In about two weeks I have to take a cardiac stress test. I have taken them before, but not in about five years. The reason is stupid, I just didn't like the cardiologist. My GP kept asking me if I had taken the test, and I finally got him to recommend another heart specialist. This doctor seems great, but I am still a little nervous, not having had my heart checked in five years. This is also a different test involving injecting a drug to make your heart think you are exercising. It all sounds scary, but at least the doctor will be right there in case of any emergency. I will joke around and act like I am not nervous at all - but don't shake my hand, I might have sweaty palms! In the meantime I am walking two miles a day and biking a couple of times a week, but it is difficult in the hot Florida sun. If I am lazy and don't get out for a walk before eight in the morning, I sometimes go up to the Walmart store and walk the inside perimeter twice (I figure that is about a mile - it is such a huge store!) I have atherosclerosis (plaque build-up in my arteries) and I have been taking a statin drug to combat this. I had angioplasty in 2001 and a stent placed to clear one blockage in my heart, but they observed other arteries partially blocked at the time. We will see from the test if the drug is working or if the blockage is getting worse. At the time of my first cardiac problems, I just hoped that I could live long enough to see my son graduate from high school. Now I have amended all that - I want to live long enough to dance at his 40th birthday party!!!

Saturday, August 02, 2008

Already August

I can't belive how quickly time passes by. The older you get, the faster life goes. I hope anybody who regularly reads my blog hasn't given up on me - I haven't blogged for a while - I am just busy with everyday life. My Mother remains the same, in the hospital for sixty days now. I try to get up there at least once a month. It is sad to see her in this state, unable to eat, walk, talk and take care of herself. I think it must be "a living hell" for Mom to wait for someone to come in and change her in the morning. Both of my brothers are good sons and visit Mom several times a day. She tries to move and talk and I try not to lose hope but I know she will never be back to the way she was. It is the process of dying, it is difficult to watch.

On the home front, it is almost time for school to resume. Preston starts his first year in college this month and has scheduled all his classes for 11 AM or later. He is not a "morning person" so maybe this will work for him.

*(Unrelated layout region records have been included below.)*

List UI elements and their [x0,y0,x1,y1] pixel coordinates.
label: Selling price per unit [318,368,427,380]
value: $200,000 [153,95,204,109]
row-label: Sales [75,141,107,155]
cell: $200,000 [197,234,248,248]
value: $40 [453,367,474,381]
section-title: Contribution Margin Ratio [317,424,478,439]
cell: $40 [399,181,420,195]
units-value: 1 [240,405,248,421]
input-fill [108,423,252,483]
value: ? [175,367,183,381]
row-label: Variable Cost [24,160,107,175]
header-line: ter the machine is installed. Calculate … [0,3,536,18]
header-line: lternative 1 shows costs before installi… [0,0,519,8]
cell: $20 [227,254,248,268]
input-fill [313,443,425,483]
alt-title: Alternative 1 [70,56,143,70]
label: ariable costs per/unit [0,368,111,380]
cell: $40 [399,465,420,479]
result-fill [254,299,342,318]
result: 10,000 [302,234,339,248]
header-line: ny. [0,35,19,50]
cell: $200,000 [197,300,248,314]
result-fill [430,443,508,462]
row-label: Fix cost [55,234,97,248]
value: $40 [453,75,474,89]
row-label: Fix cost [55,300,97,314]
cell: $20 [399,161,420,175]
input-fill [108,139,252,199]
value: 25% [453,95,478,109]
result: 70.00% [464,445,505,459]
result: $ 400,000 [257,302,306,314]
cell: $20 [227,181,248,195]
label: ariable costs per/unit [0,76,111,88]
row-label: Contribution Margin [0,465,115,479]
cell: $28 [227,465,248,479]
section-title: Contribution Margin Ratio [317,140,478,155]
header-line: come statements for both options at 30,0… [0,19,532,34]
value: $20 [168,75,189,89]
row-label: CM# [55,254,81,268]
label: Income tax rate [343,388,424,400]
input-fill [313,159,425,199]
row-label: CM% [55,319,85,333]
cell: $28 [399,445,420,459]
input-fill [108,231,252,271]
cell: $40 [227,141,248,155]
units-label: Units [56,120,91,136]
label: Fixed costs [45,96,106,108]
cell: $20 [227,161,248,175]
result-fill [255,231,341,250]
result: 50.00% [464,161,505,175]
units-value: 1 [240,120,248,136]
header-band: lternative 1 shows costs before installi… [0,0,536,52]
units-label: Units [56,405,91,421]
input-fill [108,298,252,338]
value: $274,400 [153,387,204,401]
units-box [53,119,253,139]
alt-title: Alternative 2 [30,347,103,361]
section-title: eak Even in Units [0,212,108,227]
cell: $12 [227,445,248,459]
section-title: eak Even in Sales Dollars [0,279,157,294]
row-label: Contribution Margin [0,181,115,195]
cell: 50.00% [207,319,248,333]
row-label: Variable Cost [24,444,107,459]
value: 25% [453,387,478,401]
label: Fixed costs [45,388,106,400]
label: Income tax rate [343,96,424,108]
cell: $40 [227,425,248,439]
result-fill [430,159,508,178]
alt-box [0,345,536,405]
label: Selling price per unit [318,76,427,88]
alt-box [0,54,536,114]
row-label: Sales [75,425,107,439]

I hope he likes college and I hope he studies and does his work. Matthew starts his senior year in high school soon. He is taking a course in automotive mechanics this year and he is very excited to get started with that.

As time goes by I feel so lucky. I see many people having tough economic times, losing their houses, unable to pay their bills. Even though I have some serious health problems, I am still able to function and walk & ride my bike. I am thankful for that. I hope all my blog buddies are doing well. I must catch up on my blog reading today (after my chores!)